Can MMT Actually Work?

If financial conjuring tricks were as simple as outlined by the advocates of MMT, it would really mean that there is such a thing as a free lunch which, of course, there is not.

It is the case that most people understand that “soak the rich” taxation, however appealing personally, does not raise revenue meaningfully on a macroeconomic basis. But this is precisely why the appeal of MMT is so strong because it allows for seemingly unlimited fiscal expansion so long as inflation is quiescent. That is not surprising since advocates of unorthodox monetary policy have already pushed the envelope out a long way.

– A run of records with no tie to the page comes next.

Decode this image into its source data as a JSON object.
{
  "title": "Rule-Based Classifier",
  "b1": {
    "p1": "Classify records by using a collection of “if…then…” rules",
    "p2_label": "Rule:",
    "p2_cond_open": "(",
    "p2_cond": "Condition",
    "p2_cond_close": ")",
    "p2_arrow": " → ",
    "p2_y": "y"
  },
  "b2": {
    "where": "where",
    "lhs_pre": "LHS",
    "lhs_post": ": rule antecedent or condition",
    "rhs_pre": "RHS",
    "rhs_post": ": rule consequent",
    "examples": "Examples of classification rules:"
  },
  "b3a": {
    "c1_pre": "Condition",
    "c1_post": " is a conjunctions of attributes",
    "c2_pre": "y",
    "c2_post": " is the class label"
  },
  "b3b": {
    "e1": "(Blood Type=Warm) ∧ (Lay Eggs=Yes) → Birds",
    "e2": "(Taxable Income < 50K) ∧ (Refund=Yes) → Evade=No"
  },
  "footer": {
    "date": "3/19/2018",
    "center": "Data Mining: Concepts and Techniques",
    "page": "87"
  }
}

If financial conjuring tricks were as simple as outlined by the advocates of MMT, it would really mean that there is such a thing as a free lunch which, of course, there is not. This is why governments and central banks who connive in such policies will ultimately be discredited along with the currencies and the currency systems they preside over. In this respect, I agree with The Economist in its editorial on millennial socialism when it opines on MMT that “the notion that unlimited borrowing does not eventually catch up with an economy is a form of quackery”. Still, I have also always believed, unlike The Economist, that quanto easing is another form of quackery.

 

What Investors Need to Know

If all of the above is true, investors need to understand that MMT now exists as a theory to justify ever more extreme unconventional policies in the next downturn, and that there will be plenty of politicians willing to jump on that bandwagon. That is a political reality for those with capital to protect, which is why ownership of gold bullion remains essential as the financial equivalent of term life insurance. It is also why the blockchain-enabled cryptocurrency approach remains an area of promise for those who want to escape the statist nightmare which would be the practical consequence of a government implementing MMT.

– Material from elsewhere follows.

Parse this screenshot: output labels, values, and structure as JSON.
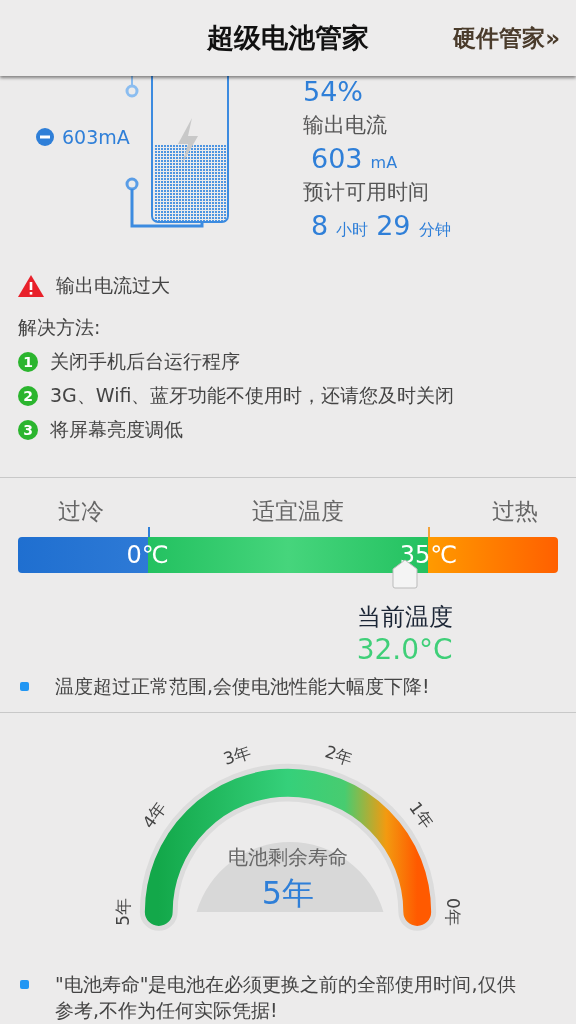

In this respect, if MMT is taking the logic of quanto easing to its ultimate conclusion by effectively eradicating the distinction between monetary policy and fiscal policy, it is also the logical consequence of the current U.S. dollar-based fiat paper monetary system which has been in existence since former U.S. President Richard Nixon broke the last link with gold in 1971. This is simply because this 48-year-old system has no real discipline attached to it.